Every year law enforcement agencies across the State of Arizona participate in special DUI task forces and checkpoints over Memorial Day weekend with their stated goal being to reduce crashes, injuries and fatalities by enforcing DUI and traffic laws. Last year, according to the Arizona Governor’s Office of Highway Safety, more than 550 drivers throughout the state were arrested on suspicion of DUI, including arrests for extreme DUI (blood alcohol content of 0.15% or greater). Other citations and arrests included aggressive driving violations, Underage DUI violations (under the age of 21), and DUI drug violations.
What Should I do if I am stopped at a DUI Checkpoint?
- Slow down and safely enter the DUI checkpoint area.
- Stay in your car and follow the officer’s instructions.
- Do cooperate with the officer and provide your driver’s license, insurance and registration. However, once you have provided your identification, remember, you do have the right to remain silent and should let the officer know that you wish to exercise your right to remain silent. You also have the right to contact your lawyer – do let the officer know that you wish to contact an attorney.
- If you are asked to step out of your car to perform field sobriety tests (such as the finger-to-nose test or the walk-and-turn test), you are not required to participate in these field sobriety tests. These tests are subjective and can be used to build evidence which can be used against you.
- While you do have the right to refuse the field sobriety tests, that does not mean you should refuse all other tests. Under Arizona’s implied consent laws, a person who operates a motor vehicle gives consent to test(s) of the person’s blood, breath, or urine to determine alcohol concentration or blood content for any allegations of driving or actual physical control of a motor vehicle while under the influence of intoxicating liquor or drugs. Failure to consent to a chemical test will result in a 12-month license suspension. Even if you refuse to submit to the test, the officer will likely end up obtaining a search warrant which will require you to allow the blood draw anyways and will still result in a 12-month license suspension.

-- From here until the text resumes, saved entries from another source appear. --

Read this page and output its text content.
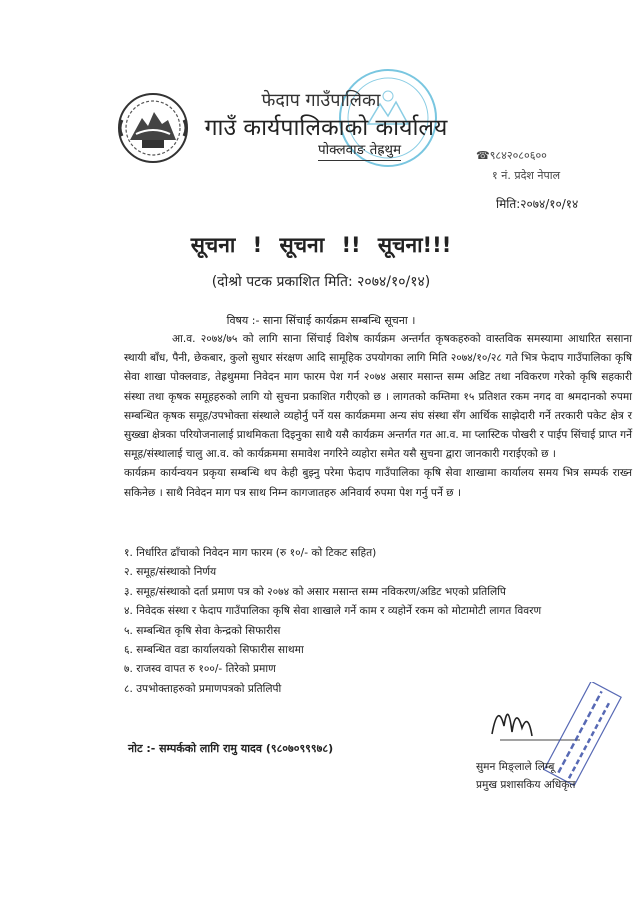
फेदाप गाउँपालिका
गाउँ कार्यपालिकाको कार्यालय
पोक्लवाङ तेह्रथुम	☎९८४२०८०६००
१ नं. प्रदेश नेपाल
मिति:२०७४/१०/१४
सूचना ! सूचना !! सूचना!!!
(दोश्रो पटक प्रकाशित मिति: २०७४/१०/१४)
विषय :- साना सिंचाई कार्यक्रम सम्बन्धि सूचना ।

आ.व. २०७४/७५ को लागि साना सिंचाई विशेष कार्यक्रम अन्तर्गत कृषकहरुको वास्तविक समस्यामा आधारित ससाना स्थायी बाँध, पैनी, छेकबार, कुलो सुधार संरक्षण आदि सामूहिक उपयोगका लागि मिति २०७४/१०/२८ गते भित्र फेदाप गाउँपालिका कृषि सेवा शाखा पोक्लवाङ, तेह्रथुममा निवेदन माग फारम पेश गर्न २०७४ असार मसान्त सम्म अडिट तथा नविकरण गरेको कृषि सहकारी संस्था तथा कृषक समूहहरुको लागि यो सुचना प्रकाशित गरीएको छ । लागतको कम्तिमा १५ प्रतिशत रकम नगद वा श्रमदानको रुपमा सम्बन्धित कृषक समूह/उपभोक्ता संस्थाले व्यहोर्नु पर्ने यस कार्यक्रममा अन्य संघ संस्था सँग आर्थिक साझेदारी गर्ने तरकारी पकेट क्षेत्र र सुख्खा क्षेत्रका परियोजनालाई प्राथमिकता दिइनुका साथै यसै कार्यक्रम अन्तर्गत गत आ.व. मा प्लास्टिक पोखरी र पाईप सिंचाई प्राप्त गर्ने समूह/संस्थालाई चालु आ.व. को कार्यक्रममा समावेश नगरिने व्यहोरा समेत यसै सुचना द्वारा जानकारी गराईएको छ ।

कार्यक्रम कार्यन्वयन प्रकृया सम्बन्धि थप केही बुझ्नु परेमा फेदाप गाउँपालिका कृषि सेवा शाखामा कार्यालय समय भित्र सम्पर्क राख्न सकिनेछ । साथै निवेदन माग पत्र साथ निम्न कागजातहरु अनिवार्य रुपमा पेश गर्नु पर्ने छ ।

१. निर्धारित ढाँचाको निवेदन माग फारम (रु १०/- को टिकट सहित)
२. समूह/संस्थाको निर्णय
३. समूह/संस्थाको दर्ता प्रमाण पत्र को २०७४ को असार मसान्त सम्म नविकरण/अडिट भएको प्रतिलिपि
४. निवेदक संस्था र फेदाप गाउँपालिका कृषि सेवा शाखाले गर्ने काम र व्यहोर्ने रकम को मोटामोटी लागत विवरण
५. सम्बन्धित कृषि सेवा केन्द्रको सिफारीस
६. सम्बन्धित वडा कार्यालयको सिफारीस साथमा
७. राजस्व वापत रु १००/- तिरेको प्रमाण
८. उपभोक्ताहरुको प्रमाणपत्रको प्रतिलिपी
नोट :- सम्पर्कको लागि रामु यादव (९८०७०९९९७८)
सुमन मिङ्लाले लिम्बू
प्रमुख प्रशासकिय अधिकृत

- You have the right to consult with an attorney and it is advisable to do so as soon as possible after you become a target of any criminal investigation.

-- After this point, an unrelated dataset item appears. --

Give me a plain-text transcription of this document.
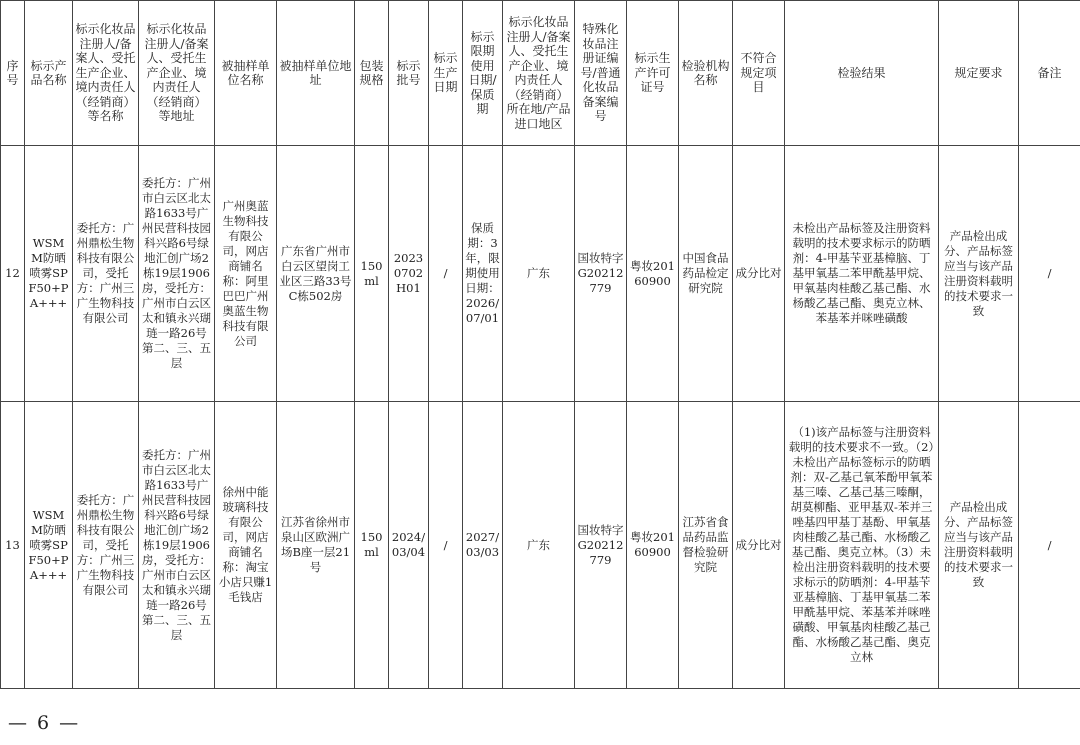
序号	标示产品名称	标示化妆品注册人/备案人、受托生产企业、境内责任人（经销商）等名称	标示化妆品注册人/备案人、受托生产企业、境内责任人（经销商）等地址	被抽样单位名称	被抽样单位地址	包装规格	标示批号	标示生产日期	标示限期使用日期/保质期	标示化妆品注册人/备案人、受托生产企业、境内责任人（经销商）所在地/产品进口地区	特殊化妆品注册证编号/普通化妆品备案编号	标示生产许可证号	检验机构名称	不符合规定项目	检验结果	规定要求	备注
12	WSMM防晒喷雾SPF50+PA+++	委托方：广州鼎松生物科技有限公司，受托方：广州三广生物科技有限公司	委托方：广州市白云区北太路1633号广州民营科技园科兴路6号绿地汇创广场2栋19层1906房，受托方：广州市白云区太和镇永兴瑚琏一路26号第二、三、五层	广州奥蓝生物科技有限公司，网店商铺名称：阿里巴巴广州奥蓝生物科技有限公司	广东省广州市白云区望岗工业区三路33号C栋502房	150ml	20230702H01	/	保质期：3年，限期使用日期：2026/07/01	广东	国妆特字G20212779	粤妆20160900	中国食品药品检定研究院	成分比对	未检出产品标签及注册资料载明的技术要求标示的防晒剂：4-甲基苄亚基樟脑、丁基甲氧基二苯甲酰基甲烷、甲氧基肉桂酸乙基己酯、水杨酸乙基己酯、奥克立林、苯基苯并咪唑磺酸	产品检出成分、产品标签应当与该产品注册资料载明的技术要求一致	/
13	WSMM防晒喷雾SPF50+PA+++	委托方：广州鼎松生物科技有限公司，受托方：广州三广生物科技有限公司	委托方：广州市白云区北太路1633号广州民营科技园科兴路6号绿地汇创广场2栋19层1906房，受托方：广州市白云区太和镇永兴瑚琏一路26号第二、三、五层	徐州中能玻璃科技有限公司，网店商铺名称：淘宝小店只赚1毛钱店	江苏省徐州市泉山区欧洲广场B座一层21号	150ml	2024/03/04	/	2027/03/03	广东	国妆特字G20212779	粤妆20160900	江苏省食品药品监督检验研究院	成分比对	（1)该产品标签与注册资料载明的技术要求不一致。（2）未检出产品标签标示的防晒剂：双-乙基己氧苯酚甲氧苯基三嗪、乙基己基三嗪酮，胡莫柳酯、亚甲基双-苯并三唑基四甲基丁基酚、甲氧基肉桂酸乙基己酯、水杨酸乙基己酯、奥克立林。（3）未检出注册资料载明的技术要求标示的防晒剂：4-甲基苄亚基樟脑、丁基甲氧基二苯甲酰基甲烷、苯基苯并咪唑磺酸、甲氧基肉桂酸乙基己酯、水杨酸乙基己酯、奥克立林	产品检出成分、产品标签应当与该产品注册资料载明的技术要求一致	/
— 6 —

What happens if I am charged with a DUI?
If you have been arrested for DUI, you will likely be transported to the police station or a DUI Task Force van to have your blood alcohol levels tested either through a blood draw and/or a breathalyzer test (and in some cases a urine test). Usually you will then be released, and someone can come and pick you up. In some cases, if the charges are more serious you may be held and booked into jail where you will see a Judge within 24 hours for an initial appearance and to determine release conditions.